Bug#378984: fstab default /proc entry nosuid
Frans Pop <email@example.com> writes:
> On Thursday 20 July 2006 13:23, maximilian attems wrote:
>> please apply belows patch, to add the /proc line to fstab with nosuid.
> There was a short discussion about this on IRC.
> <fjp> Kamion: What do you think of #378984?
> <Kamion> fjp: suspicious of noexec, aren't there symlinks to executables
> in /proc? dunno what mounting noexec does to those
> <Kamion> fjp: nodev and nosuid seem ok I guess
> <Kamion> I wonder why the kernel doesn't just default to those
> <fjp> Kamion: The question is rather do we want to set such complex
> options at all in the installer? This seems to work around a kernel
> vulnerability that has now been solved and may help guard against future
> security issues.
> <fjp> I just don't know if we want the installer to be responsible for
> <maks> did i miss other parts that set it?

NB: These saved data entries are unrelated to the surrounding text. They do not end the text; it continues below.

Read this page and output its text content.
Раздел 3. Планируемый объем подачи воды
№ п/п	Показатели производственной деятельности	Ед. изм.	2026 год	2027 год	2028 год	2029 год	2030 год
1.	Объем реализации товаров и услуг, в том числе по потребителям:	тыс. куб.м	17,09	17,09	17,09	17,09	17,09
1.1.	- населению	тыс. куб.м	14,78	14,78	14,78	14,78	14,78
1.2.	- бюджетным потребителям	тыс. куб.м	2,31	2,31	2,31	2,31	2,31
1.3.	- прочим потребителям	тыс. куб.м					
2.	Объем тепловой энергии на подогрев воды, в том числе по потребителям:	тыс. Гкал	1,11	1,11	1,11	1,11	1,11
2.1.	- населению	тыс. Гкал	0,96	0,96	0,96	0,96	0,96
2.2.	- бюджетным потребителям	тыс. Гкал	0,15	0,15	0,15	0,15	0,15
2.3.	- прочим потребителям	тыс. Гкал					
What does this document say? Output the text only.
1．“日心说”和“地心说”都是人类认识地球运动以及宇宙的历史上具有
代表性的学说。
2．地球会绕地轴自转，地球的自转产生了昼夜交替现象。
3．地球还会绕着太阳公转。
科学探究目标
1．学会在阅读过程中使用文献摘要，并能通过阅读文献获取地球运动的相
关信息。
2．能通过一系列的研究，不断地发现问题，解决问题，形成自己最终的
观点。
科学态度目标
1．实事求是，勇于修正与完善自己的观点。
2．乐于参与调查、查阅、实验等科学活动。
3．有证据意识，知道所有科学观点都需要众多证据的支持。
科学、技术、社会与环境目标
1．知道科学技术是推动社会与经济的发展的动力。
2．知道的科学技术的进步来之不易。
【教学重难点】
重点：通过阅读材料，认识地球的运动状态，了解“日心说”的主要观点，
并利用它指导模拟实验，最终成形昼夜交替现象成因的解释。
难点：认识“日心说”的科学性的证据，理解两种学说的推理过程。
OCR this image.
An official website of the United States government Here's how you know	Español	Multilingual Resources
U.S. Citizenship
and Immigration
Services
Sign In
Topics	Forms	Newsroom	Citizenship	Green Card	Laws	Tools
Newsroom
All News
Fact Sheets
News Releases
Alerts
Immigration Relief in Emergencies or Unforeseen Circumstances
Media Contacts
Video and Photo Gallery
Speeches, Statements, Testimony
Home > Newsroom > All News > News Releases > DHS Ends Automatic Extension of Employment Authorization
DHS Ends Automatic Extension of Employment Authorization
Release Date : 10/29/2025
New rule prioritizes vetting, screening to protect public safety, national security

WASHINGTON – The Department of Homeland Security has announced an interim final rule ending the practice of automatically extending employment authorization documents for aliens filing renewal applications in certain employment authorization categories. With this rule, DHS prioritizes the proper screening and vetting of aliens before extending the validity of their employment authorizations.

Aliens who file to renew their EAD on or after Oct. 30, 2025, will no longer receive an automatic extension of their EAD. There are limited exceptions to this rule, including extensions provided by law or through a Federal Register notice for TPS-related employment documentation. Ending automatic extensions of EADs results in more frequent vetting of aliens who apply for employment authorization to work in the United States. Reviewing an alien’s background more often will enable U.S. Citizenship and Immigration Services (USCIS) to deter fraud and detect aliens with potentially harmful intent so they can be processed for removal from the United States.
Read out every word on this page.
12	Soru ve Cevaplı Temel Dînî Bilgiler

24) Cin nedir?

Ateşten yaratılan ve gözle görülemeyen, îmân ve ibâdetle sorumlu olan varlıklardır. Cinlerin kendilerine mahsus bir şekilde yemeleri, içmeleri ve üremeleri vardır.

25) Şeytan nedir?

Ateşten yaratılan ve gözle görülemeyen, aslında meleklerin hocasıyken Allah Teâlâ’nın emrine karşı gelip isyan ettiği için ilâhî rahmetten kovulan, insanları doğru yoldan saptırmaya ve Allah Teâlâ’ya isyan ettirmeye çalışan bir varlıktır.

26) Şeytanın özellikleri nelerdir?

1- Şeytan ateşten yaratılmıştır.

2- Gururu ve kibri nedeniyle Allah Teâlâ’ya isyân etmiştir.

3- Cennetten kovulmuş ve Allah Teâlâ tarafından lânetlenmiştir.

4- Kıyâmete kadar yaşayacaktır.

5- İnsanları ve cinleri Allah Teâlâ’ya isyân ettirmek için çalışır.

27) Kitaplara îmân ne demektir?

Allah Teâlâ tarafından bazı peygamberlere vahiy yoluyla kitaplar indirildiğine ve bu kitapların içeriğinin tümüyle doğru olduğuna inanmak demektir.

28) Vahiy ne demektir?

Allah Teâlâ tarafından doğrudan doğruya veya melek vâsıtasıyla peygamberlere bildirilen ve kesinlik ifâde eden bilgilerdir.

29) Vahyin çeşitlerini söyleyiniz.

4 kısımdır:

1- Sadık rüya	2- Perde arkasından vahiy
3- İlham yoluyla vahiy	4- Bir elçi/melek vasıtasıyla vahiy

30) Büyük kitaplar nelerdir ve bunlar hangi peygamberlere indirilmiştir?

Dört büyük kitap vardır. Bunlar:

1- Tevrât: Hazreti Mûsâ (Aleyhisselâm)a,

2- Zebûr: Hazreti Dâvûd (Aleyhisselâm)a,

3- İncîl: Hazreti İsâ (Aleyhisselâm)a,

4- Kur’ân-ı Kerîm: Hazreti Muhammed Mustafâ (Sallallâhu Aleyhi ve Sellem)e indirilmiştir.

> <maks> otherwise it is a really non-intrusive guard
> <Kamion> one thing I'd note is that 'mount -t proc proc /proc' is not
> exactly uncommon in init scripts, and the installer change would be
> ineffective if scripts did that
> <Kamion> although /etc/init.d/mountkernfs seems to get that right - it
> checks /etc/fstab for mount options
> <Kamion> mountkernfs.sh I mean
> <fjp> maks: No, it just goes against the basic design pronciple of the
> installer to stick to defaults unless there are very pressing reasons not
> <Kamion> I do sort of feel that init scripts should enforce those mount
> options instead, and then (a) we fix upgrades as well as fresh installs,
> (b) we have a way to turn it off if it turns out to be wrong in the
> <ths> Kamion: Symlinks in /proc should simple get dereferenced.
> <Kamion> I guess
> <Kamion> suppose I should change binfmt-support to add those mount options
> <Kamion> so yeah, I think it should be done by init scripts
> <Kamion> however, some people still do 'mount /proc'
> <Kamion> so we can change the installer as well as a fallback
I think 2 things need to be done:
1) change installer so new systems get a good fstab
2) fix fstab on upgrade so old system do too
That fixes both mountkernfs.sh and manual 'mount /proc'.
I don't think the mountkernfs.sh should hardcode those options as that
is less transparent and doesn't work for manual mounts.
The same goes for /sys although someone mentioned that there might be
device nodes in /sys so only nosuid,noexec there.
As to the kernel defaulting to noexec,nosuid,nodev for proc that is a
nice idea. Maybe filesystems should have a black-list of standard mount
options that get always unset. That should probably be brought to the
kernel team and lkml for brainstorming.